Sunday, September 22, 2013

Word on the Street

Chris, friend, student and blog follower, wrote to me yesterday, I am often surprised by how public you are with all the ups and downs in your life. I guess a blog is a diary in one form—“Up betimes and so to Dr. Grenville’s where we supped amply on mutton and brown ale.”—and meant to be an exercise in sharing, rather than hoarding, our feelings.

Well, yes - sharing. Just now, I was sitting here, feeling lost and sad, and my first thought was, Blog! One of my jobs is to chronicle the life of a writer - right now, a writer who has finished a big draft and wants to get it out into the world, without knowing its worth, its desirability to the planet. Maybe it's completely without value to you out there. One friend who read it wrote to say she liked it because she knew me, but she wasn't sure it would mean anything to anyone who doesn't. Devastating.

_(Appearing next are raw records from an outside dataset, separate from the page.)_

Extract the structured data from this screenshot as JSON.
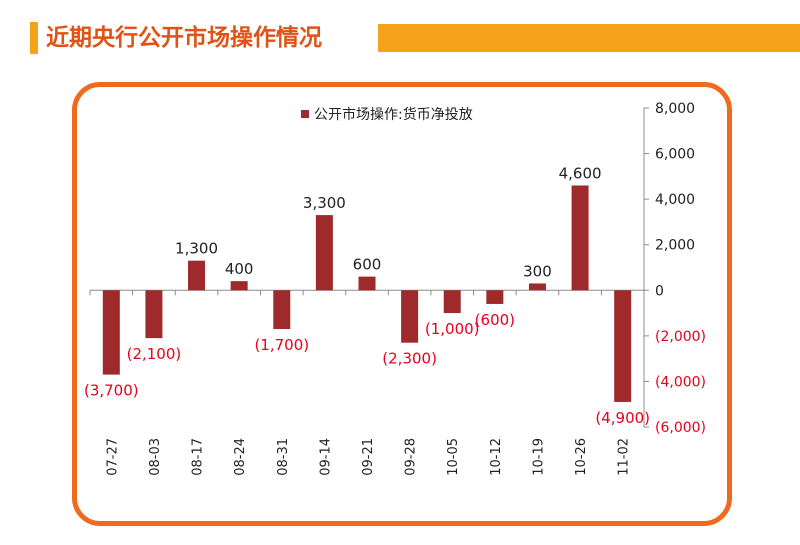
{
  "header": {
    "title": "近期央行公开市场操作情况"
  },
  "colors": {
    "accent": "#f5a31a",
    "title": "#e05314",
    "frame": "#ef6a1e",
    "bar": "#9e2a2b",
    "negative_label": "#e8001c"
  },
  "chart_data": {
    "type": "bar",
    "categories": [
      "07-27",
      "08-03",
      "08-17",
      "08-24",
      "08-31",
      "09-14",
      "09-21",
      "09-28",
      "10-05",
      "10-12",
      "10-19",
      "10-26",
      "11-02"
    ],
    "series": [
      {
        "name": "公开市场操作:货币净投放",
        "values": [
          -3700,
          -2100,
          1300,
          400,
          -1700,
          3300,
          600,
          -2300,
          -1000,
          -600,
          300,
          4600,
          -4900
        ]
      }
    ],
    "data_labels": [
      "(3,700)",
      "(2,100)",
      "1,300",
      "400",
      "(1,700)",
      "3,300",
      "600",
      "(2,300)",
      "(1,000)",
      "(600)",
      "300",
      "4,600",
      "(4,900)"
    ],
    "y_ticks": [
      8000,
      6000,
      4000,
      2000,
      0,
      -2000,
      -4000,
      -6000
    ],
    "y_tick_labels": [
      "8,000",
      "6,000",
      "4,000",
      "2,000",
      "0",
      "(2,000)",
      "(4,000)",
      "(6,000)"
    ],
    "ylim": [
      -6000,
      8000
    ],
    "y_axis_position": "right",
    "legend_position": "top",
    "grid": false,
    "title": "",
    "xlabel": "",
    "ylabel": ""
  }
}
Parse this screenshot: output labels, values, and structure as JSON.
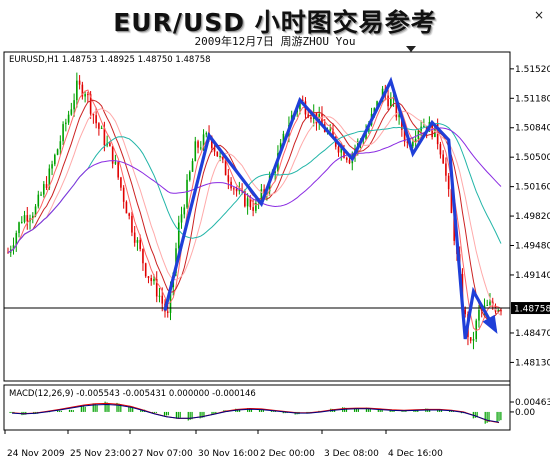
{
  "window": {
    "title": "EUR/USD 小时图交易参考",
    "subtitle": "2009年12月7日   周游ZHOU You",
    "close_glyph": "×"
  },
  "chart_data": [
    {
      "type": "candlestick",
      "header": "EURUSD,H1  1.48753 1.48925 1.48750 1.48758",
      "symbol": "EURUSD",
      "timeframe": "H1",
      "ohlc": {
        "open": 1.48753,
        "high": 1.48925,
        "low": 1.4875,
        "close": 1.48758
      },
      "current_price_label": "1.48758",
      "current_price": 1.48758,
      "ylim": [
        1.4795,
        1.5168
      ],
      "y_ticks": [
        1.5152,
        1.5118,
        1.5084,
        1.505,
        1.5016,
        1.4982,
        1.4948,
        1.4914,
        1.4847,
        1.4813
      ],
      "y_tick_labels": [
        "1.51520",
        "1.51180",
        "1.50840",
        "1.50500",
        "1.50160",
        "1.49820",
        "1.49480",
        "1.49140",
        "1.48470",
        "1.48130"
      ],
      "x_tick_labels": [
        "24 Nov 2009",
        "25 Nov 23:00",
        "27 Nov 07:00",
        "30 Nov 16:00",
        "2 Dec 00:00",
        "3 Dec 08:00",
        "4 Dec 16:00"
      ],
      "grid": false,
      "colors": {
        "bull": "#00a000",
        "bear": "#e00000",
        "zigzag": "#1f3fd8",
        "price_line": "#000000"
      },
      "price_path": [
        [
          0,
          1.494
        ],
        [
          5,
          1.498
        ],
        [
          10,
          1.499
        ],
        [
          15,
          1.503
        ],
        [
          20,
          1.508
        ],
        [
          25,
          1.513
        ],
        [
          28,
          1.5128
        ],
        [
          32,
          1.509
        ],
        [
          38,
          1.505
        ],
        [
          44,
          1.498
        ],
        [
          50,
          1.492
        ],
        [
          55,
          1.489
        ],
        [
          58,
          1.4865
        ],
        [
          62,
          1.497
        ],
        [
          68,
          1.506
        ],
        [
          73,
          1.5075
        ],
        [
          78,
          1.504
        ],
        [
          84,
          1.5005
        ],
        [
          90,
          1.4992
        ],
        [
          96,
          1.503
        ],
        [
          102,
          1.509
        ],
        [
          106,
          1.5115
        ],
        [
          112,
          1.5095
        ],
        [
          118,
          1.507
        ],
        [
          124,
          1.505
        ],
        [
          130,
          1.508
        ],
        [
          136,
          1.5125
        ],
        [
          140,
          1.511
        ],
        [
          145,
          1.5065
        ],
        [
          150,
          1.509
        ],
        [
          155,
          1.508
        ],
        [
          158,
          1.505
        ],
        [
          162,
          1.496
        ],
        [
          165,
          1.488
        ],
        [
          168,
          1.483
        ],
        [
          171,
          1.487
        ],
        [
          175,
          1.4878
        ]
      ],
      "moving_averages": [
        {
          "color": "#ff6666",
          "period": 5
        },
        {
          "color": "#cc2222",
          "period": 10
        },
        {
          "color": "#ffaaaa",
          "period": 15
        },
        {
          "color": "#22b5a8",
          "period": 30
        },
        {
          "color": "#8a2be2",
          "period": 60
        }
      ],
      "zigzag": [
        [
          57,
          1.4873
        ],
        [
          73,
          1.5075
        ],
        [
          92,
          1.4996
        ],
        [
          106,
          1.5116
        ],
        [
          125,
          1.5048
        ],
        [
          139,
          1.5138
        ],
        [
          147,
          1.5054
        ],
        [
          154,
          1.509
        ],
        [
          160,
          1.507
        ],
        [
          166,
          1.484
        ],
        [
          169,
          1.4895
        ],
        [
          177,
          1.485
        ]
      ]
    },
    {
      "type": "histogram",
      "header": "MACD(12,26,9) -0.005543 -0.005431 0.000000 -0.000146",
      "name": "MACD(12,26,9)",
      "values_readout": [
        -0.005543,
        -0.005431,
        0.0,
        -0.000146
      ],
      "y_tick_labels": [
        "0.00463",
        "0.00"
      ],
      "y_ticks": [
        0.00463,
        0.0
      ],
      "ylim": [
        -0.0075,
        0.0065
      ],
      "histogram": [
        -0.0005,
        -0.0015,
        -0.001,
        0.0003,
        0.0006,
        0.001,
        0.0028,
        0.004,
        0.0048,
        0.0042,
        0.003,
        0.0012,
        -0.0005,
        -0.0018,
        -0.0032,
        -0.004,
        -0.003,
        -0.0012,
        0.0008,
        0.0015,
        0.0018,
        0.0012,
        0.0004,
        -0.0006,
        -0.0012,
        -0.0008,
        0.0005,
        0.0015,
        0.0022,
        0.0018,
        0.002,
        0.0012,
        0.0008,
        0.0004,
        0.001,
        0.0016,
        0.0012,
        0.0006,
        -0.0006,
        -0.003,
        -0.0055,
        -0.0045
      ],
      "signal_line": [
        -0.0004,
        -0.0008,
        -0.0005,
        0.0003,
        0.0012,
        0.0022,
        0.0032,
        0.0038,
        0.004,
        0.0036,
        0.0026,
        0.001,
        -0.0008,
        -0.0022,
        -0.003,
        -0.003,
        -0.0022,
        -0.001,
        0.0004,
        0.0012,
        0.0016,
        0.0014,
        0.0008,
        0.0002,
        -0.0004,
        -0.0004,
        0.0002,
        0.001,
        0.0016,
        0.0018,
        0.0018,
        0.0014,
        0.001,
        0.0008,
        0.001,
        0.0012,
        0.0012,
        0.0008,
        0.0,
        -0.0018,
        -0.004,
        -0.005
      ]
    }
  ]
}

But others have written to say how much they enjoyed it and laughed and cried. Who knows? Right now, I'm just trying to figure out how to get it out. Because it's all very well to have written it, but it needs to be read. So this is a hard time, yes. Not hard like tragedy hard, like civil war and disease hard, not remotely. Just insecure and lonely and a bit sad hard.

AKA daily life.

I have a bad cold, which doesn't help. It was a grey and very chilly day, which didn't help. I made it to Word on the Street, where I met my daughter and her son. This is the face that greeted me:

And still, after they left, I was gloomy. Here were a million books and not mine. I passed the publisher that turned me down, and there was one of their authors, signing books. She looked about 18 years old. I hated her.

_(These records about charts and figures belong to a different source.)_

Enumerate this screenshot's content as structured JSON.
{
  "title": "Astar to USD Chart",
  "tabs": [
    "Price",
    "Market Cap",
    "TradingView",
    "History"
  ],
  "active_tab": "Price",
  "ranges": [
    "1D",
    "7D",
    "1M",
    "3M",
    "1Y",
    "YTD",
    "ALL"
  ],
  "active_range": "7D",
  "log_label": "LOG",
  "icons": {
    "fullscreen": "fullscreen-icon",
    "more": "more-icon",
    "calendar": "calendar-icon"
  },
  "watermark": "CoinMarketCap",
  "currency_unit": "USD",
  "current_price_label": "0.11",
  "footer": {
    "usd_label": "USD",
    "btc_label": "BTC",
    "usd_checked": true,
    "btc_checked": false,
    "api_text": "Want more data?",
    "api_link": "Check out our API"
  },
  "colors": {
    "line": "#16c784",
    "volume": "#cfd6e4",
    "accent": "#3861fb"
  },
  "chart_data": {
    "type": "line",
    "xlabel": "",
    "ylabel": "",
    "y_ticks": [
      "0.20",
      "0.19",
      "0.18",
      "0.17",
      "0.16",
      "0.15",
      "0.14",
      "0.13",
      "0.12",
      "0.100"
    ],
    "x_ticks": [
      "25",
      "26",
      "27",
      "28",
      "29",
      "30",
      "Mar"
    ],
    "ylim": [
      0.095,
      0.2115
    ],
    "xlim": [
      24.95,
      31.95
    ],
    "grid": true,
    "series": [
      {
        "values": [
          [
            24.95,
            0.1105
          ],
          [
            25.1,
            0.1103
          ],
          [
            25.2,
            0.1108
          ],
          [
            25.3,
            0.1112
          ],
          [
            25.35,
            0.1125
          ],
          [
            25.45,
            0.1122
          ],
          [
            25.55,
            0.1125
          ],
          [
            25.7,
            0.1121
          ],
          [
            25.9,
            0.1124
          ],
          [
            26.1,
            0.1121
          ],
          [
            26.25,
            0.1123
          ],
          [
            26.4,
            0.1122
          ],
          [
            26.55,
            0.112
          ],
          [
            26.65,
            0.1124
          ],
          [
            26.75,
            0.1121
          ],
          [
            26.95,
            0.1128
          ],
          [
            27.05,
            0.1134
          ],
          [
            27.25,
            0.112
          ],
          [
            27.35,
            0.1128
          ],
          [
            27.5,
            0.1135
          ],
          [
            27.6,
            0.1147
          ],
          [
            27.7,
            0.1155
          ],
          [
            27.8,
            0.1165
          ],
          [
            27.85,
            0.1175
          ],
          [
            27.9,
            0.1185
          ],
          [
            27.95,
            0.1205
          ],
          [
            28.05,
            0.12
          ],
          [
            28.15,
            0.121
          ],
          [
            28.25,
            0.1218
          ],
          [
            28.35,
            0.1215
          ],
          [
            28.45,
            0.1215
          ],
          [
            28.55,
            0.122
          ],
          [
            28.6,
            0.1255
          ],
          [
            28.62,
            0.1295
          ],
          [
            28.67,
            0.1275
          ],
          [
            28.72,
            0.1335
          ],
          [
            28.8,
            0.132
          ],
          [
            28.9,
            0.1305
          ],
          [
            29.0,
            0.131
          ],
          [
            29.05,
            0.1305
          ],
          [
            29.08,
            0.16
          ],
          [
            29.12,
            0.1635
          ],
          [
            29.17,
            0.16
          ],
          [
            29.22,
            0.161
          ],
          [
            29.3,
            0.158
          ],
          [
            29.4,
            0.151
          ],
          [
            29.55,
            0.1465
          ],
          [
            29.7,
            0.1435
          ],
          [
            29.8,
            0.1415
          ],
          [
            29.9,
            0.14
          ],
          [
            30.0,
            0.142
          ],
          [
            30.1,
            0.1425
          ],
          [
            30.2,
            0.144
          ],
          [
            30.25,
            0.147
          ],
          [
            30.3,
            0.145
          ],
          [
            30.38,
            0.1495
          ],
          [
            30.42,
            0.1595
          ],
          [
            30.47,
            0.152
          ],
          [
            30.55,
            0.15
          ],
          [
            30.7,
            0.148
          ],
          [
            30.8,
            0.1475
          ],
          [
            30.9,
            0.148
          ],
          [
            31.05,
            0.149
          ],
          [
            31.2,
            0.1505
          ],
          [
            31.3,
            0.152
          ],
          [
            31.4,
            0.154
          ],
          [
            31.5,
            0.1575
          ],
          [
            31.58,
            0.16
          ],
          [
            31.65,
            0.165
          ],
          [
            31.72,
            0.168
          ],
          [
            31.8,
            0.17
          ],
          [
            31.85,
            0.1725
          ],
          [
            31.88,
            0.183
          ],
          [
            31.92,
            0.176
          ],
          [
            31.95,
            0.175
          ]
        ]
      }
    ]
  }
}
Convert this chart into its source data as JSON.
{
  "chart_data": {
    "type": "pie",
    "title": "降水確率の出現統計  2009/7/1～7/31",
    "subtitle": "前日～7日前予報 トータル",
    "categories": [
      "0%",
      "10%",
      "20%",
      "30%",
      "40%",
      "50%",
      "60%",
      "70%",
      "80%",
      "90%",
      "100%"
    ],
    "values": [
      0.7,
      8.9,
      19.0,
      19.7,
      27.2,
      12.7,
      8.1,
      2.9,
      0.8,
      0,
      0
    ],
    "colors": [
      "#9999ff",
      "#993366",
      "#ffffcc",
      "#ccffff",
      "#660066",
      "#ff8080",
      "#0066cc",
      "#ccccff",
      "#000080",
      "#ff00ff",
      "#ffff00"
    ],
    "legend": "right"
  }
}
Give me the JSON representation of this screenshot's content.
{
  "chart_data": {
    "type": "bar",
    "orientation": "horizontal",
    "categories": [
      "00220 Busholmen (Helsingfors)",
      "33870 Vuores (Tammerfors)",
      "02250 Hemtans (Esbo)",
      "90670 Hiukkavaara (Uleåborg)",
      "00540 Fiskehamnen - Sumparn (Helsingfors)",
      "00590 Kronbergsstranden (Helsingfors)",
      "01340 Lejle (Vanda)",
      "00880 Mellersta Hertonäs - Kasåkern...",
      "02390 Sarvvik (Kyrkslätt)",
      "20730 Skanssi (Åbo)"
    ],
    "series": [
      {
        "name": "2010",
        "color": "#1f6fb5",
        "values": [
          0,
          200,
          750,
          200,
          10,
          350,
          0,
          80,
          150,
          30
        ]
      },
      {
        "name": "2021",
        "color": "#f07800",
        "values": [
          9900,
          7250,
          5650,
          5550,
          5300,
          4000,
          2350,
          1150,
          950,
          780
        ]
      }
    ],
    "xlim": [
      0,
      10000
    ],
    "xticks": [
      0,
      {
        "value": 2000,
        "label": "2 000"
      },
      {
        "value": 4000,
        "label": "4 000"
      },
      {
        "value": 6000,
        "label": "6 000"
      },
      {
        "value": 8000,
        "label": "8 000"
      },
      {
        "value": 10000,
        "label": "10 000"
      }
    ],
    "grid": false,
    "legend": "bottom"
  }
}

Okay, now I'm making drama for you, my readers. I didn't hate her. But I was feeling a bit Cinderella-ish. Pre-fairy godmother. And please, no jokes about a glass slipper in size 10 1/2.

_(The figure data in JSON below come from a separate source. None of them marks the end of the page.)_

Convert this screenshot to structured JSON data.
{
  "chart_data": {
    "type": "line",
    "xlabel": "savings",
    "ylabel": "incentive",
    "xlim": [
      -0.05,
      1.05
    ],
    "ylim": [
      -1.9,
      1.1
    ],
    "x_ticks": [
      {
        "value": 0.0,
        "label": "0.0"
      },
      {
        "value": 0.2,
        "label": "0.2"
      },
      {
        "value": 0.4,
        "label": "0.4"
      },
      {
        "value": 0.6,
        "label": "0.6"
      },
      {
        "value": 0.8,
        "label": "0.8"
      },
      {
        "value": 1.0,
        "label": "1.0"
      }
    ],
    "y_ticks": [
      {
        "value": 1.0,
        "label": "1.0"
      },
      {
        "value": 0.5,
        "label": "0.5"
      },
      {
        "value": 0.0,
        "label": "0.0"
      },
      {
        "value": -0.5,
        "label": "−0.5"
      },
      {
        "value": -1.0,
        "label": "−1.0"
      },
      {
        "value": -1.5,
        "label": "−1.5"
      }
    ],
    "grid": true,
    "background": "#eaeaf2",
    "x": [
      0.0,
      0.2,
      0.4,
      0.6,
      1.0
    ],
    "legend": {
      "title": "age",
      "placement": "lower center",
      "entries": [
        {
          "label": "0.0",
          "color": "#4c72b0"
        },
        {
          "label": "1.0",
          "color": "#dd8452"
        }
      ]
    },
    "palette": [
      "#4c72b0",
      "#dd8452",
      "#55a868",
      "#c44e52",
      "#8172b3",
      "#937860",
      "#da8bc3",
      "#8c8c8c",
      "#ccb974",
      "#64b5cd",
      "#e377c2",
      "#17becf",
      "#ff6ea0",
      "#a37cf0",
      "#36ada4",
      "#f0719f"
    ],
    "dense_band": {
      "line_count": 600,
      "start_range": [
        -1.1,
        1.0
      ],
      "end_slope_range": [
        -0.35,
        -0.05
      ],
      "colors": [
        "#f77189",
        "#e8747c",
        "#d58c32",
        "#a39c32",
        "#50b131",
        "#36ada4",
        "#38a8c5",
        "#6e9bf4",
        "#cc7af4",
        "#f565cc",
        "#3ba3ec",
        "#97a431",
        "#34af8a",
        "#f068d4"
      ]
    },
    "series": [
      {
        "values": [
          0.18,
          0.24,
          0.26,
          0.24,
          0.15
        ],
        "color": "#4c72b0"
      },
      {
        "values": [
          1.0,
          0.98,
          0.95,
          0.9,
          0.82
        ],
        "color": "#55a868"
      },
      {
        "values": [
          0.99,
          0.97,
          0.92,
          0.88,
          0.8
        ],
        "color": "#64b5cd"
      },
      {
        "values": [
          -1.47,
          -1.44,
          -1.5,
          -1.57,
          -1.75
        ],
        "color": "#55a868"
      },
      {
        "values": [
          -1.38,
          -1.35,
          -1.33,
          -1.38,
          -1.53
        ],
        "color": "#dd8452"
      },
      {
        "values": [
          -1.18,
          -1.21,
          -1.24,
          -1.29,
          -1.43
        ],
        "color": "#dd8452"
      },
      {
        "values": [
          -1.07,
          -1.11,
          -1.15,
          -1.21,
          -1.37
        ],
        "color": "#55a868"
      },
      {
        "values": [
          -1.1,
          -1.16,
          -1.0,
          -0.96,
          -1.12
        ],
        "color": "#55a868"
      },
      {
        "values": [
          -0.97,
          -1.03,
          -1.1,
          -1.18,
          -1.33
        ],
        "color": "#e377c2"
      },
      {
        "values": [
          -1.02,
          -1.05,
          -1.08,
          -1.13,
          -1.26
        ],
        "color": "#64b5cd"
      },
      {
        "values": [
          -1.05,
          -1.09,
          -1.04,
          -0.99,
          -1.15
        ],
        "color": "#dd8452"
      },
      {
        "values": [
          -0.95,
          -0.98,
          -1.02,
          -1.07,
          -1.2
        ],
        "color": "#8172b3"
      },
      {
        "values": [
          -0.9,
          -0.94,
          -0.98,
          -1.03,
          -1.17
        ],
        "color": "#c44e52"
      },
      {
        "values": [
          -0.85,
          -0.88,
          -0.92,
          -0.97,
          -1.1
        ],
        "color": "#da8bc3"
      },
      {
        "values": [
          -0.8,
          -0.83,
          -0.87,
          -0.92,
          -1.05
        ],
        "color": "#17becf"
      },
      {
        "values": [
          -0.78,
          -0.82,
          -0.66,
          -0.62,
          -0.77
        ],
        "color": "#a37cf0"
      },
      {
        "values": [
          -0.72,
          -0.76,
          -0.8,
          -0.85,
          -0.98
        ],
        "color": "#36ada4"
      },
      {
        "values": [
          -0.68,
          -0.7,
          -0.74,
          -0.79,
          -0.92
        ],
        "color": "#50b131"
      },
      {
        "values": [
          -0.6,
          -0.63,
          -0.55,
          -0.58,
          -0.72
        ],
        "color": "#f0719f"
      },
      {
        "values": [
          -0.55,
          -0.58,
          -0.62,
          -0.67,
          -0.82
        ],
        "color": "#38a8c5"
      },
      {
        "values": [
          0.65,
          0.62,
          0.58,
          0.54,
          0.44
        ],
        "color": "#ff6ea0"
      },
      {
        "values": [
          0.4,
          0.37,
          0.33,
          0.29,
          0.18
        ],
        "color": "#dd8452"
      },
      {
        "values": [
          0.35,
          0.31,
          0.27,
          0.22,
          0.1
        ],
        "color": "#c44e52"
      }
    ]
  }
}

Yesterday was heaven, even in the non-stop freezing rain, while I felt sorry for a friend whose son was getting married that afternoon at her home, supposedly outside, under the flowery bower they'd had constructed. I spent the afternoon cooking for friends while listening to the podcast of Eleanor Wachtel interviewing Roddy Doyle, wonderful, and then Sheila Rogers interviewing other writers, and then it was all cooked, and there was a wonderful dinner party in the rain.